And then we went for the ultrasound appointment and I really knew. It really was a baby girl! I laughed and cried all at once from the joy. And then in the car on the way home – I was blindsided by terror. Sheer terror. My stomach was hollow and my heart was beating through my chest. My mouth was dry; I didn’t speak. “I have to protect her!” was all I could think. You see, when I was very small, an adult I trusted did something really bad to me. Something that adults should never, ever do to children. This bad thing wasn’t a secret anymore. I had told someone and I let them help me, and I let God help me, and I had found peace and healing. But now, I was feeling that old wound in a completely different way - as a mother. And I was just paralyzed with fear.

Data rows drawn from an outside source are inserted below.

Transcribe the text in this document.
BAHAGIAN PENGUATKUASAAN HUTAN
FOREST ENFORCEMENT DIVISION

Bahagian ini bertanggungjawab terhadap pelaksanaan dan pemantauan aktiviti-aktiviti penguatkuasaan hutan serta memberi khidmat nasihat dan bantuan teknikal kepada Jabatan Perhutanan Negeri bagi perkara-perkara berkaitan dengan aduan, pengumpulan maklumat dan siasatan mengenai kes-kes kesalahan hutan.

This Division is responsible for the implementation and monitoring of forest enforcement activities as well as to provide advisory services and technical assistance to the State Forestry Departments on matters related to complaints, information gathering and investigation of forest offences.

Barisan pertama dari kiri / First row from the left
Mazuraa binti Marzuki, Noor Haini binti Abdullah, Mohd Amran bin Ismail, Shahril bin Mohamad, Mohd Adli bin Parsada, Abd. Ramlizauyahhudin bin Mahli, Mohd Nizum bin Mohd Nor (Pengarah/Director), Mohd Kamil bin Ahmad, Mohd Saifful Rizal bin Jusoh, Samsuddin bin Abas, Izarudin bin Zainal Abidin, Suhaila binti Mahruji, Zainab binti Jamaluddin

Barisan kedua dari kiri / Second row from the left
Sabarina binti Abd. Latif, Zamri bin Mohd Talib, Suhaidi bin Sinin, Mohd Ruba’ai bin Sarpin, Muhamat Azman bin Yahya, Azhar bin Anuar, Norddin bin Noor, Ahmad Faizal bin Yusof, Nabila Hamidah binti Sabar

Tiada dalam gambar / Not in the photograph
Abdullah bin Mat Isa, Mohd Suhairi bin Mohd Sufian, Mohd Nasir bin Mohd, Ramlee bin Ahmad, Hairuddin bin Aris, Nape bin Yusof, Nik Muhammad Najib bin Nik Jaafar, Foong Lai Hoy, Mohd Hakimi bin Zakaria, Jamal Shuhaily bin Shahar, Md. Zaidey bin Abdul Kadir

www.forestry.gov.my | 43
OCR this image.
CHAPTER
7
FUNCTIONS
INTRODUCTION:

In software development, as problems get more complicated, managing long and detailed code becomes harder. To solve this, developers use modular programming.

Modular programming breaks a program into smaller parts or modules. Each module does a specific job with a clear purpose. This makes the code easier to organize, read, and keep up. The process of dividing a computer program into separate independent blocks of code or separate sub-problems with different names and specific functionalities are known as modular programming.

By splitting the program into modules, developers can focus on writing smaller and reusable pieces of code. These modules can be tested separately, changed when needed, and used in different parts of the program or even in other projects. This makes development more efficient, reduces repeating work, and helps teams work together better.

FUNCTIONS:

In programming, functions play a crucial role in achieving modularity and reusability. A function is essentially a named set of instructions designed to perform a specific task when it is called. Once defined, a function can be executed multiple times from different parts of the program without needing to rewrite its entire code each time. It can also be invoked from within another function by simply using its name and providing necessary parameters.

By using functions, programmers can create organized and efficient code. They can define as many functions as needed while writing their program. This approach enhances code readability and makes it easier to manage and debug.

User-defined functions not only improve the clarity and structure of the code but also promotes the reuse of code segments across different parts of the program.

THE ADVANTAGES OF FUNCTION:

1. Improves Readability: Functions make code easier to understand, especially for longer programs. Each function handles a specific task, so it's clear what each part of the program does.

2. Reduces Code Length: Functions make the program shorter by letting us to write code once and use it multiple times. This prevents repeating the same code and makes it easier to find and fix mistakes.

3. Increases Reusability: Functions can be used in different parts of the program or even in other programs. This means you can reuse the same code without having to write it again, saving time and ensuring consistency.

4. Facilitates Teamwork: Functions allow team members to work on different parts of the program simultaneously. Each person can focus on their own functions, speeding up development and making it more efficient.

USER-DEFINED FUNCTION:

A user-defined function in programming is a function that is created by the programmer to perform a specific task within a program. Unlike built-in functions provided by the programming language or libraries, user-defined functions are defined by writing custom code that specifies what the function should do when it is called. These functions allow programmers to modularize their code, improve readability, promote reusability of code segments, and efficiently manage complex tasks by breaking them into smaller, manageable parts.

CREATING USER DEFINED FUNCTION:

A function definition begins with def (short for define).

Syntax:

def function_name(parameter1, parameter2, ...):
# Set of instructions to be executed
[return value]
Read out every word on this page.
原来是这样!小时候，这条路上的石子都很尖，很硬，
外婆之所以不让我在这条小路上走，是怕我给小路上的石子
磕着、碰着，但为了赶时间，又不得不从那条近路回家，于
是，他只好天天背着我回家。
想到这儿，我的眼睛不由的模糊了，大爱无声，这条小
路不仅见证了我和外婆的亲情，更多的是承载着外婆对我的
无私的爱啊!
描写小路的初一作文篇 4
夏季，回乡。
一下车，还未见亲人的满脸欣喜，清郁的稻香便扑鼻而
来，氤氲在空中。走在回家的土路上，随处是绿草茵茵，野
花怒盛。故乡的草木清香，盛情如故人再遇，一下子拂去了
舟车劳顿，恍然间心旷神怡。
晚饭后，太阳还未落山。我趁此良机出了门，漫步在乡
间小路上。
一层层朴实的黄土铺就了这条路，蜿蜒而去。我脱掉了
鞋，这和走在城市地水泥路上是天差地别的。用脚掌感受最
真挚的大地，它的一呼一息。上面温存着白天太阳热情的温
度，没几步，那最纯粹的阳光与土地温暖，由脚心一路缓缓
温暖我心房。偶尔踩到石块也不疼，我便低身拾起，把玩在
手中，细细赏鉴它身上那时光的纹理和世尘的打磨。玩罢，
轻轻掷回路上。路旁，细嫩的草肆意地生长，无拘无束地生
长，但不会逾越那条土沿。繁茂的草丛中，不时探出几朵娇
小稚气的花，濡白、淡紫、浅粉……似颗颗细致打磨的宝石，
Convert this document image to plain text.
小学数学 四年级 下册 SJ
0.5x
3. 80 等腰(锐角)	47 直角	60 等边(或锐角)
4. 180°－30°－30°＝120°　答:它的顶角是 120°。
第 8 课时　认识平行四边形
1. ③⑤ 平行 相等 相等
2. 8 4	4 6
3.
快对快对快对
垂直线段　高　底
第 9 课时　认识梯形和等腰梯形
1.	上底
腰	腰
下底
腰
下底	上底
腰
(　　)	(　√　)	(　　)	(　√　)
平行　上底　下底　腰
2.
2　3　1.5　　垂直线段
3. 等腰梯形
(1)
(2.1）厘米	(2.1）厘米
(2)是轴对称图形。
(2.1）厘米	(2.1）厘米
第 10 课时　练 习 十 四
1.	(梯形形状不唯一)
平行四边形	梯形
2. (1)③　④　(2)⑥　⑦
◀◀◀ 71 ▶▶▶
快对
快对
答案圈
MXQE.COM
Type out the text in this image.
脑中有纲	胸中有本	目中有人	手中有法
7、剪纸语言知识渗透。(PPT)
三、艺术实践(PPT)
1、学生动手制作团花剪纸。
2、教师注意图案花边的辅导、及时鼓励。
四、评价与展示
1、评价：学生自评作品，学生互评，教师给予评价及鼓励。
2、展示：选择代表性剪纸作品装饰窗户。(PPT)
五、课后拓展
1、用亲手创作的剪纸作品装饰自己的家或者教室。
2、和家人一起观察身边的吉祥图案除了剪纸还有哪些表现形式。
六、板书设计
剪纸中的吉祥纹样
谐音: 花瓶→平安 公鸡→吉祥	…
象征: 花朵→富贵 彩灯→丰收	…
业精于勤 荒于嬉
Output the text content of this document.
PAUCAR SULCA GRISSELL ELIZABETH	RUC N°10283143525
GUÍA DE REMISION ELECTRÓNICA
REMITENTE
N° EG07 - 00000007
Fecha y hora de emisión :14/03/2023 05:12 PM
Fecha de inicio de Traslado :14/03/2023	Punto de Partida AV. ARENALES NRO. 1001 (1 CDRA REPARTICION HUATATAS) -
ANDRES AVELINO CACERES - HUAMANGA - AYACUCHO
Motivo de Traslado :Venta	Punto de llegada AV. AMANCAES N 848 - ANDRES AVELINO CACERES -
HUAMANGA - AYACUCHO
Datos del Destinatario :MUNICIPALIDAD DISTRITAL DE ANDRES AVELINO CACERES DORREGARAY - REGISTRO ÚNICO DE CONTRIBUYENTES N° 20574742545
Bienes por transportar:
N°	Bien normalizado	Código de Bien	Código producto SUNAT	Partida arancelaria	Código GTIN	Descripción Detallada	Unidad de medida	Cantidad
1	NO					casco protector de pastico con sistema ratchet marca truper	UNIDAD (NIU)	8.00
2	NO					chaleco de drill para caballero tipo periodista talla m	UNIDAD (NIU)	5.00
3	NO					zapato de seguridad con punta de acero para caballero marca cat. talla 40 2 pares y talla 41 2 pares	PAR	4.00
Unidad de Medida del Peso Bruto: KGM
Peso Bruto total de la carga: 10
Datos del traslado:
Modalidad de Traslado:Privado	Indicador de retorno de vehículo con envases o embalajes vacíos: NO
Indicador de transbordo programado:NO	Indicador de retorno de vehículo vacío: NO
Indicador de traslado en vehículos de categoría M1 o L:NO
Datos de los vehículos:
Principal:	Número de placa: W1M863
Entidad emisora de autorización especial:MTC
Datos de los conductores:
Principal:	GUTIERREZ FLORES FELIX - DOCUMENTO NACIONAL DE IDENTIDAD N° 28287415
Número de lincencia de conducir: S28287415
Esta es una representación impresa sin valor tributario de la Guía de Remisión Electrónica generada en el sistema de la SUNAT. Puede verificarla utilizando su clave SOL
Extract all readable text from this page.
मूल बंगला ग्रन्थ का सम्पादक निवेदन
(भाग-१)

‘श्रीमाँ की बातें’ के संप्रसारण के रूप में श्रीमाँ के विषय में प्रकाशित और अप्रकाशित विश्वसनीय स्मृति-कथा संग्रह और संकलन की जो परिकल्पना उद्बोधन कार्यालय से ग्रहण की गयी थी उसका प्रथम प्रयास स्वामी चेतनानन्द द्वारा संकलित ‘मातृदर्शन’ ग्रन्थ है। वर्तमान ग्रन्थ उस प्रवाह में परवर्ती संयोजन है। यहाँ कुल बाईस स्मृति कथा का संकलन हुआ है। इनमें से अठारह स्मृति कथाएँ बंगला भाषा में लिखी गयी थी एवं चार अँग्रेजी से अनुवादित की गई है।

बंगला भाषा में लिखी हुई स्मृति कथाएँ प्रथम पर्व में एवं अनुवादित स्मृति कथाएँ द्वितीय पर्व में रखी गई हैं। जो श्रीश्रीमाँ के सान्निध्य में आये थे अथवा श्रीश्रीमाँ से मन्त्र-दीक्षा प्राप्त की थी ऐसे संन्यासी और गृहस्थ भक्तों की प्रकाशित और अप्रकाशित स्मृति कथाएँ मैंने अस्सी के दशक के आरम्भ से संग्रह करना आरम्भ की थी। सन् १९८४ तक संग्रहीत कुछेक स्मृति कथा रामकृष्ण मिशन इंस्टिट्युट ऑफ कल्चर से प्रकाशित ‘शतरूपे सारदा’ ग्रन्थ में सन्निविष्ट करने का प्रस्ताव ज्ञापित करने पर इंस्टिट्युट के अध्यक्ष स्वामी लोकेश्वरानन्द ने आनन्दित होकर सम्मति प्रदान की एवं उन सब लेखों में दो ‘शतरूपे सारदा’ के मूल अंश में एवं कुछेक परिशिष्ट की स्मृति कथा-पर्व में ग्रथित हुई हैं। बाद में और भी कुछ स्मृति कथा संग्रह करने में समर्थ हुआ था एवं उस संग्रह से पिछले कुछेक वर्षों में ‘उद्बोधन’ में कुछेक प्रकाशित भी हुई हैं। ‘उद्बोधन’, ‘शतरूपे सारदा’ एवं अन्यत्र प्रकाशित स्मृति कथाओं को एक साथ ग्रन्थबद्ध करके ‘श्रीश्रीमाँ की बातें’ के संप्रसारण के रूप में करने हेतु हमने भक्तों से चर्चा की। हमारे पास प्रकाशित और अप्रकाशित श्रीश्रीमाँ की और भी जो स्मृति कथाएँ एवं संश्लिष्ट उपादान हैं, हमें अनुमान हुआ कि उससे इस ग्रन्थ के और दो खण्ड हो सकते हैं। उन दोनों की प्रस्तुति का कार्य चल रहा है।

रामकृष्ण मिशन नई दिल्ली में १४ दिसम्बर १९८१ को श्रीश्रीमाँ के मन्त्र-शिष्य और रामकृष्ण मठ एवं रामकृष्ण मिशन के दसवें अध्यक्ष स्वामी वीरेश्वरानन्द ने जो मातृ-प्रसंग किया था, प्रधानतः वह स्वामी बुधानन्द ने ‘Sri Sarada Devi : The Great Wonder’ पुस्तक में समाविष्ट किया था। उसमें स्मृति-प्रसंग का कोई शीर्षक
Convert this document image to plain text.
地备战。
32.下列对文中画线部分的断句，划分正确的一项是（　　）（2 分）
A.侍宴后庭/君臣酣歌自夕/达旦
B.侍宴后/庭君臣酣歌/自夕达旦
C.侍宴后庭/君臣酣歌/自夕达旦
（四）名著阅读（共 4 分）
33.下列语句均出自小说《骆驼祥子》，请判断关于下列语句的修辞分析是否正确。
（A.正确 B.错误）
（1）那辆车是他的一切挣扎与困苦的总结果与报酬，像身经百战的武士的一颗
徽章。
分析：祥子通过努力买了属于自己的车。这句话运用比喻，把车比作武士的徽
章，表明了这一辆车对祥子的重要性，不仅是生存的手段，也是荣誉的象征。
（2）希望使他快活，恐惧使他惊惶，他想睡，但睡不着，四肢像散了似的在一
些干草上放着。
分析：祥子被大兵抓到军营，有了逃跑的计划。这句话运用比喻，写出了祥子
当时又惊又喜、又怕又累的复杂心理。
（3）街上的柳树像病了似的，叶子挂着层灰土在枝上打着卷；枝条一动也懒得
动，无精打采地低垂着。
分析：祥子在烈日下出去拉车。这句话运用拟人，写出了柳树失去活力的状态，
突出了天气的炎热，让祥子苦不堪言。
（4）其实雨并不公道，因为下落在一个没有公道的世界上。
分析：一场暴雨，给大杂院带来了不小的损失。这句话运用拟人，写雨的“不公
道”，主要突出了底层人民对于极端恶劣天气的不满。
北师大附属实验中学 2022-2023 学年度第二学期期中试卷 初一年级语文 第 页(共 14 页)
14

Y’all, I just couldn’t pray. I tried. For so many days, I would start to pray and then my mouth was a desert and my mind was a tornado and my emotions were a thunderstorm. The only thing that seemed to help was The Lord’s Prayer – more specifically, the first line of the prayer. “Our Father, who art in heaven.” I prayed these six words over and over again, all day, every day and especially anytime I felt the panic creeping up. Bedtime was the worst! “Our Father, who art in heaven…our Father, who art in heaven…Our Father, who art in heaven...” And eventually I would sleep. Little by little, as I turned my mind and heart to the Father, the times of peace would last longer, and the times of terror would disappear sooner.
My daughter is four years old now. I wish I could tell you that I have been a paragon of peace and wisdom ever since those days, but alas…I cannot. I can tell you that I believe God is good, and He loves us. I can tell you that the horrible things that happen to the innocent ones are not from God. I can tell you that I am still a little too anxious and watchful at times, and on the hardest days, the idea of living in one of those walled-in survivalist compounds is oddly appealing. Nevertheless, I have chosen to really live in this world and to allow my daughter to really live in it as well.
Because if we hide from the brokenness, who wins?
If we don’t go out and shine our light, then won’t the darkness just get stronger?
I can’t protect my daughter perfectly. I can’t be everywhere, all the time. My everything may not be enough.
But as it turns out, my everything is still an awful lot, and I’m not giving up anytime soon.